Friday, May 22, 2020

Height

Fascinating Times piece by Alanna Mitchell about geographers' attempts to measure the height of things, which is a fiendishly difficult problem. We measure height from "sea level", but of course the sea goes up and down with the tides, which vary across the month and the year, and it can be swelled when a flood of water rushes in off the land, and so on. Plus, its surface is distorted by the shape of the earth's crust beneath it. Those maps you see of the very bottom of the deep ocean are actually made by mapping the surface, which distorts according to how far it is above solid rock.

And once you have decided on some arbitrary height as "sea level," you then have to project this imaginary line across the land. Older map-makers did this by assuming that the earth was a perfect sphere, but this turned out to be so far off that even nineteenth-century geographers began making corrections for the flattening of the sphere at the poles. But even assuming the earth is a smooth ellipsoid is wrong, because the earth is not a perfectly even anything. Therefore, all our maps are wrong, and they are more wrong the farther you get from our old reference, the north Atlantic Ocean.

The US is currently creating a new model of height from which everything will be measured, based on data from satellites, that promises to be the most accurate ever. Floating in space, satellites are just a lot more stable than the heaving ocean, and thus a lot easier to measure from.

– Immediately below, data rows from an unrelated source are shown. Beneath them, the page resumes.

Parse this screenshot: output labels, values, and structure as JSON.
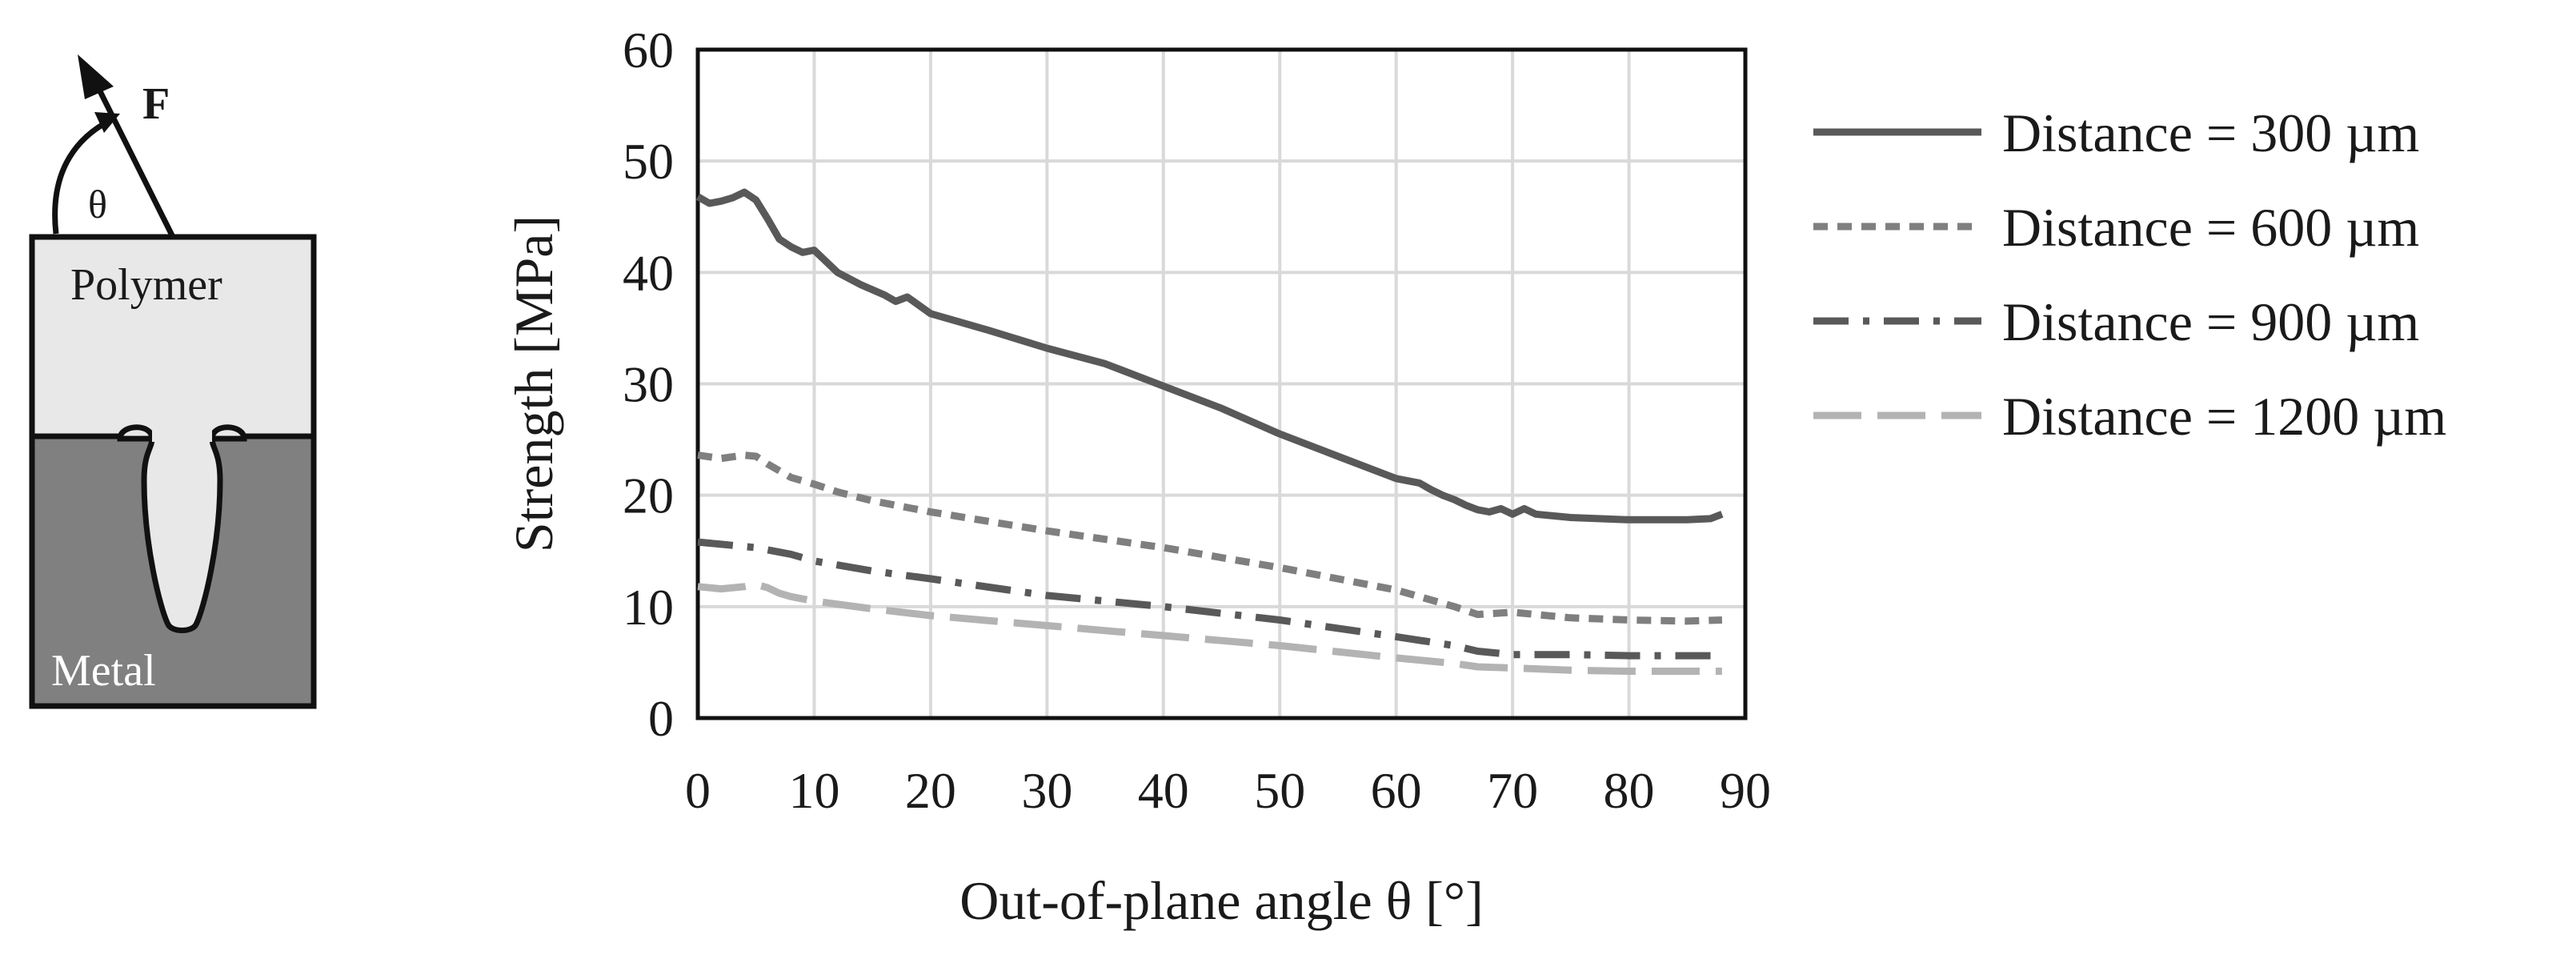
{
  "schematic": {
    "force_label": "F",
    "angle_label": "θ",
    "polymer_label": "Polymer",
    "metal_label": "Metal"
  },
  "chart_data": {
    "type": "line",
    "title": "",
    "xlabel": "Out-of-plane angle θ [°]",
    "ylabel": "Strength [MPa]",
    "xlim": [
      0,
      90
    ],
    "ylim": [
      0,
      60
    ],
    "xticks": [
      0,
      10,
      20,
      30,
      40,
      50,
      60,
      70,
      80,
      90
    ],
    "yticks": [
      0,
      10,
      20,
      30,
      40,
      50,
      60
    ],
    "grid": true,
    "legend_position": "right",
    "series": [
      {
        "name": "Distance = 300 µm",
        "color": "#595959",
        "style": "solid",
        "x": [
          0,
          1,
          2,
          3,
          4,
          5,
          6,
          7,
          8,
          9,
          10,
          12,
          14,
          16,
          17,
          18,
          20,
          25,
          30,
          35,
          40,
          45,
          50,
          55,
          60,
          62,
          63,
          64,
          65,
          66,
          67,
          68,
          69,
          70,
          71,
          72,
          75,
          80,
          85,
          87,
          88
        ],
        "y": [
          46.8,
          46.2,
          46.4,
          46.7,
          47.2,
          46.5,
          44.8,
          43.0,
          42.3,
          41.8,
          42.0,
          40.0,
          38.9,
          38.0,
          37.4,
          37.8,
          36.3,
          34.8,
          33.2,
          31.8,
          29.8,
          27.8,
          25.5,
          23.5,
          21.5,
          21.1,
          20.5,
          20.0,
          19.6,
          19.1,
          18.7,
          18.5,
          18.8,
          18.3,
          18.8,
          18.3,
          18.0,
          17.8,
          17.8,
          17.9,
          18.3
        ]
      },
      {
        "name": "Distance = 600 µm",
        "color": "#7f7f7f",
        "style": "short-dash",
        "x": [
          0,
          2,
          4,
          5,
          6,
          7,
          8,
          10,
          12,
          15,
          18,
          20,
          30,
          40,
          50,
          60,
          65,
          67,
          70,
          75,
          80,
          85,
          88
        ],
        "y": [
          23.6,
          23.3,
          23.6,
          23.5,
          22.8,
          22.2,
          21.6,
          21.0,
          20.3,
          19.5,
          18.9,
          18.5,
          16.8,
          15.3,
          13.5,
          11.5,
          10.0,
          9.3,
          9.5,
          9.0,
          8.8,
          8.7,
          8.8
        ]
      },
      {
        "name": "Distance = 900 µm",
        "color": "#595959",
        "style": "dash-dot",
        "x": [
          0,
          2,
          4,
          5,
          8,
          10,
          15,
          20,
          30,
          40,
          50,
          60,
          65,
          67,
          70,
          75,
          80,
          88
        ],
        "y": [
          15.8,
          15.6,
          15.4,
          15.3,
          14.7,
          14.1,
          13.2,
          12.5,
          11.0,
          10.0,
          8.8,
          7.3,
          6.5,
          6.0,
          5.7,
          5.7,
          5.6,
          5.6
        ]
      },
      {
        "name": "Distance = 1200 µm",
        "color": "#b3b3b3",
        "style": "long-dash",
        "x": [
          0,
          2,
          4,
          5,
          6,
          7,
          8,
          10,
          15,
          20,
          30,
          40,
          50,
          60,
          65,
          67,
          70,
          75,
          80,
          88
        ],
        "y": [
          11.8,
          11.6,
          11.8,
          12.0,
          11.7,
          11.2,
          10.9,
          10.5,
          9.8,
          9.2,
          8.3,
          7.4,
          6.5,
          5.4,
          4.9,
          4.6,
          4.5,
          4.3,
          4.2,
          4.2
        ]
      }
    ]
  }
}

Part of a Cut and Fill Map of the Anacostia River in Washington, DC; red means cut down since 1894, green means built up

I know something about this because archaeologists have long tried to understand what has happened in our cities and other much disturbed locations using something called "cut and fill analysis." Let's say you have a reasonably accurate contour map of your city from 1890. You might think that by comparing the elevations of that map with those on a modern map, you could figure out which locations are now much taller, because they have been built up by fill (which is more than 50 feet thick in some parts of DC and New York), and which are now shorter, which means that the old ground (along with the archaeological sites) has been cut down. This is extremely useful for planning your archaeological dig, and some locales, like DC, have started requiring it as part of preliminary archaeological studies.

Sadly, it often does not work. Washington, DC was one of the best-mapped places in the 19th-century world, but our efforts to do this are regularly off by 10 feet or more. One of my favorite maps ever is the 1892 US Coast & Geodetic Survey Map of the district, so accurate that a small cellar hole I once found in Rock Creek Park, about 2 feet deep and 12 feet across, shows up on the map as a wiggle in a contour line. Yet comparing this with modern maps does not give you the correct depth of fill – in my experience it has in fact never given the depth of fill to within a foot. This is because the standards of elevation, and the methods used to project them across the landscape, have changed so much that it requires detailed local knowledge to convert between the old and the modern systems.

One day maybe some mathematician will work out a formula for comparing maps of this period to modern ones. For now, though, the state of the art is that you make your cut and fill analysis, then go out and do a bunch of mechanical soil cores, and use the cores to correct your map. Even this is difficult because it often happens that Core A will show your model is off by 4 feet, while Core B 200 feet away will be off by 2 feet or 10 feet. As I said, these maps are in some ways wonderful, so I don't think these are just errors; they show that we don't understand how they thought about the globe well enough to compare their maps to ours.

1 comment:

G. Verloren said...

Out of curiosity, how are satellites supposed to be meaningfully more accurate?

Orbits can be made fairly stable, and we can in theory correct for decay over time, but they still have deviance even over the course of a single orbit, in the form of orbital eccentricity.

The periapsis and the apoapsis of a satellite are virtually never exactly the same, and they can substantially different from each other by much, MUCH more than the ten feet of altitude deviance you complain about in your own example.

Also, no two satellites have the same orbital paths. Even if you can exactly match the periapsis and apoapsis of two different orbits, each orbit might reach their highest and lowest altitudes at wildly different times in the orbit. Then you also need to correct for inclination and longitude of ascending node, and all the complexities that introduces.

What about minute differences in gravity? An equatorial orbit passes over a greater mass of the planet than a polar orbit does, and is subjected to a stronger gravitational pull. A polar orbit has more deviance in the pull of gravity on the satellite, and this introduces eccentricity into the orbit.

And how do you -zero- all of this? If we're measuring from a standardized orbital altitude, how do we even measure that altitude to begin with, if it's not based off sea level?

Do we try to calculate distance from the center of the earth, and extrapolate out a theoretical sphere a fixed distance away from that, and then try to keep satellites within that sphere of measurement, despite the inherent difficulty of achieving a perfectly spherical orbit at an exact altitude in space?

And even assuming we can work it all out, how much of an actual improvement in accuracy is even possible?